Many of us may have come across this term, especially dressage riders who find their horses dead to the leg or bit. Re-sensitising means using very small cues to ask for something, and encouraging the horse should he react to them. Through this process, you can hope to bring the horse out of the dead zone. For many riders this might seem counter-productive, but for the mental sanity of the horse, it is necessary.

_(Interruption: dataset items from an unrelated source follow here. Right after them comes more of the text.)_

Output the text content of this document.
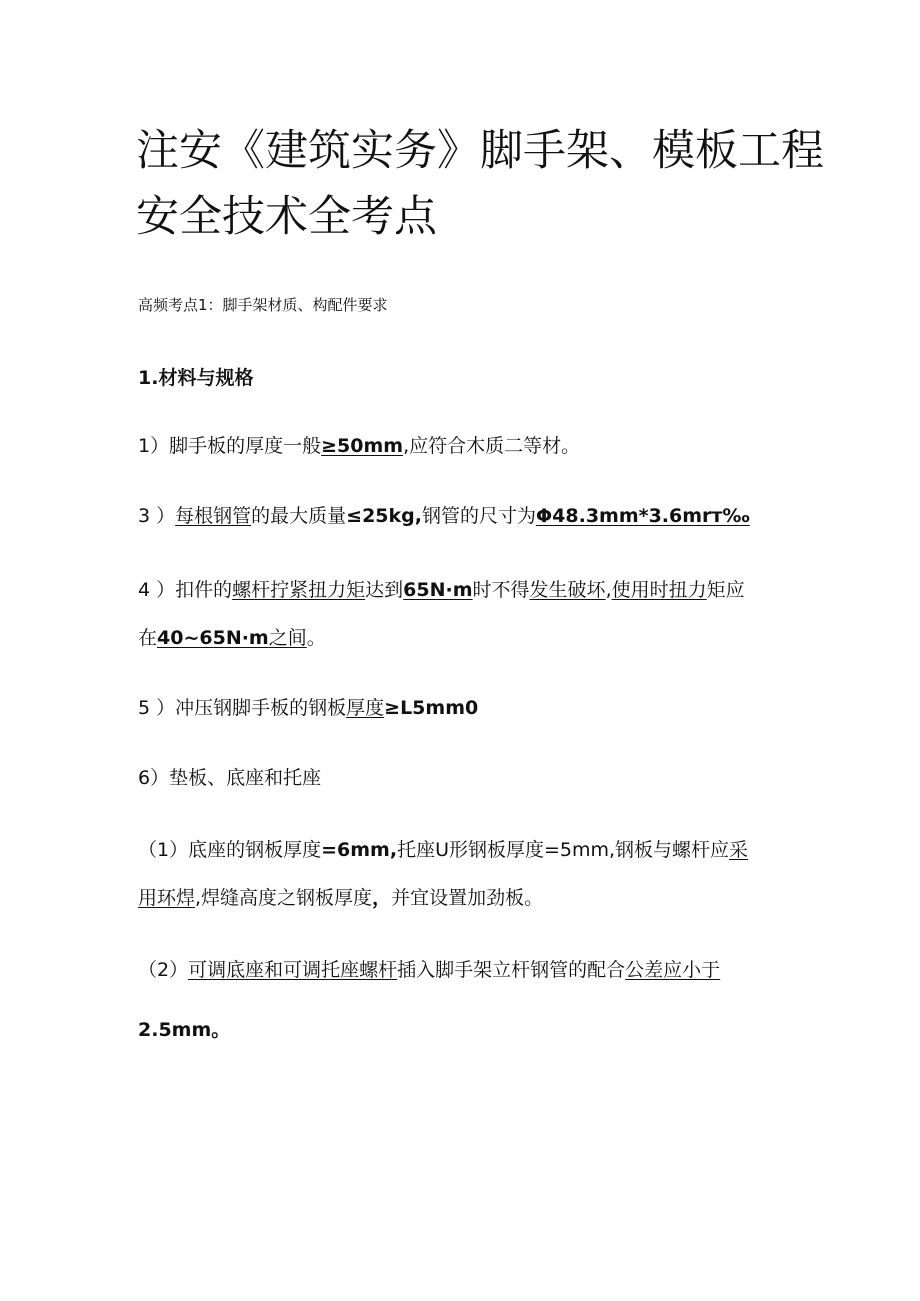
注安《建筑实务》脚手架、模板工程
安全技术全考点
高频考点1：脚手架材质、构配件要求
1.材料与规格
1）脚手板的厚度一般≥50mm,应符合木质二等材。
3 ）每根钢管的最大质量≤25kg,钢管的尺寸为Φ48.3mm*3.6mrт‰
4 ）扣件的螺杆拧紧扭力矩达到65N·m时不得发生破坏,使用时扭力矩应
在40~65N·m之间。
5 ）冲压钢脚手板的钢板厚度≥L5mm0
6）垫板、底座和托座
（1）底座的钢板厚度=6mm,托座U形钢板厚度=5mm,钢板与螺杆应采
用环焊,焊缝高度之钢板厚度，并宜设置加劲板。
（2）可调底座和可调托座螺杆插入脚手架立杆钢管的配合公差应小于
2.5mm。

You need to create an environment in which the horse wants to come out. This can include simply spending time with him. Grooming and playing are great ways to get him to respond to you. Any reaction is a good reaction, but consistency is the key.

Light therapy

ArcEquine is a light therapy used with horses to help ease pain and injury. It has shown great success in saving ligaments and other physical problems in horses, and is quite easy to use, with no training required. But Ian Thirkell, managing director and founder, claims it also helps with PTSD and depression. “Within a very short time, probably minutes, of starting [the therapy], [the horse] will become calm. I have seen this many, many times, including when used on stallions.” Thirkell has worked at length with Prof Gordon Turmball, a psychiatrist specialising in trauma. After numerous case studies it does seem that the ArcEquine alleviates certain depressive symptoms, and may even help horses with PTSD.


Giving a horse a massage not only is excellent for his mental and physical health, but also builds a bond between rider and horse. Horses can easily pull muscles when being ridden; good massages help loosen the muscles and prevent injury. They also relax the horse, breaking down any unwanted tension and helping him to exist in a happier mental state.

Many of these horses thrive in the company of loving and attentive owners

The heart is the centre of the horse; by showing patience and understanding he can be pulled back from that dark place he went to hide.